Quotable and citable
Being cited by AI isn't luck. It comes from being a clear, trustworthy source on your topic. That means expertise signals, author information, and content that actually says something.
Technical crawlability
AI bots need to be able to read your site cleanly. I check that nothing is blocking them and that your pages are structured in a way they can parse.
How it works
- 01
Audit how AI sees you
I look at how your business currently appears in AI-generated answers, what's missing, and what signals are weak or absent.
- 02
Structure content & data
Schema markup, content rewrites, FAQ structuring — making your pages answer-ready and easy for AI to quote accurately.
- 03
Strengthen entity signals
Consistent identity across your site, Google Business Profile, and external directories. Building the picture AI tools use to understand who you are.
- 04
Monitor citations
Keeping an eye on whether and how AI tools cite you — with visibility-monitoring tools, and by watching for referral traffic that arrives from assistants like ChatGPT and Gemini.
Frequently asked questions
What is AI Optimisation — AEO or GEO?
It goes by a few names: AEO (Answer Engine Optimisation), GEO (Generative Engine Optimisation), or simply AI Optimisation.
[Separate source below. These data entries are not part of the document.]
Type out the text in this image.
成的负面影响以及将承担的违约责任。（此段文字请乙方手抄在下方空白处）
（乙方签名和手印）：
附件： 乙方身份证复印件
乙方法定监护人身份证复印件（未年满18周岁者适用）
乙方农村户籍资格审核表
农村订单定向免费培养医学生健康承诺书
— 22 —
It's the work of making sure AI tools like ChatGPT, Gemini and Google's AI Overviews understand who you are and cite you when relevant.
Can you guarantee ChatGPT will recommend me?
No. AI outputs are probabilistic and change frequently. What I can do is give you the strongest possible foundation — clear content, good signals, proper structure — so you're a credible candidate for citation.
Is this different from SEO?
Related, but not the same. SEO is about ranking in traditional Google results. AI Optimisation is about being surfaced in AI-generated answers. Some of the work overlaps, but the intent and the signals are different enough that it's worth treating them separately.
Does my website need to change?
Usually some content and structural work is needed, yes. A site that gives clear, well-organised answers is far more likely to be cited than one that's vague or hard to parse. In some cases schema markup is the main addition; in others, content needs a proper rethink.
How do you measure it?
Honestly, it's a newer and less exact science than traditional rank tracking. I use visibility-monitoring tools to see whether and how you're being cited, and watch your analytics for referral traffic from AI tools — but I'll always be straight with you about what can and can't be measured.
Should I do AI Optimisation even if I already do SEO?
Yes. The audiences are converging but not the same. Someone asking ChatGPT for a recommendation and someone typing into Google are in slightly different mindsets, and the signals that influence each are different enough to work on both.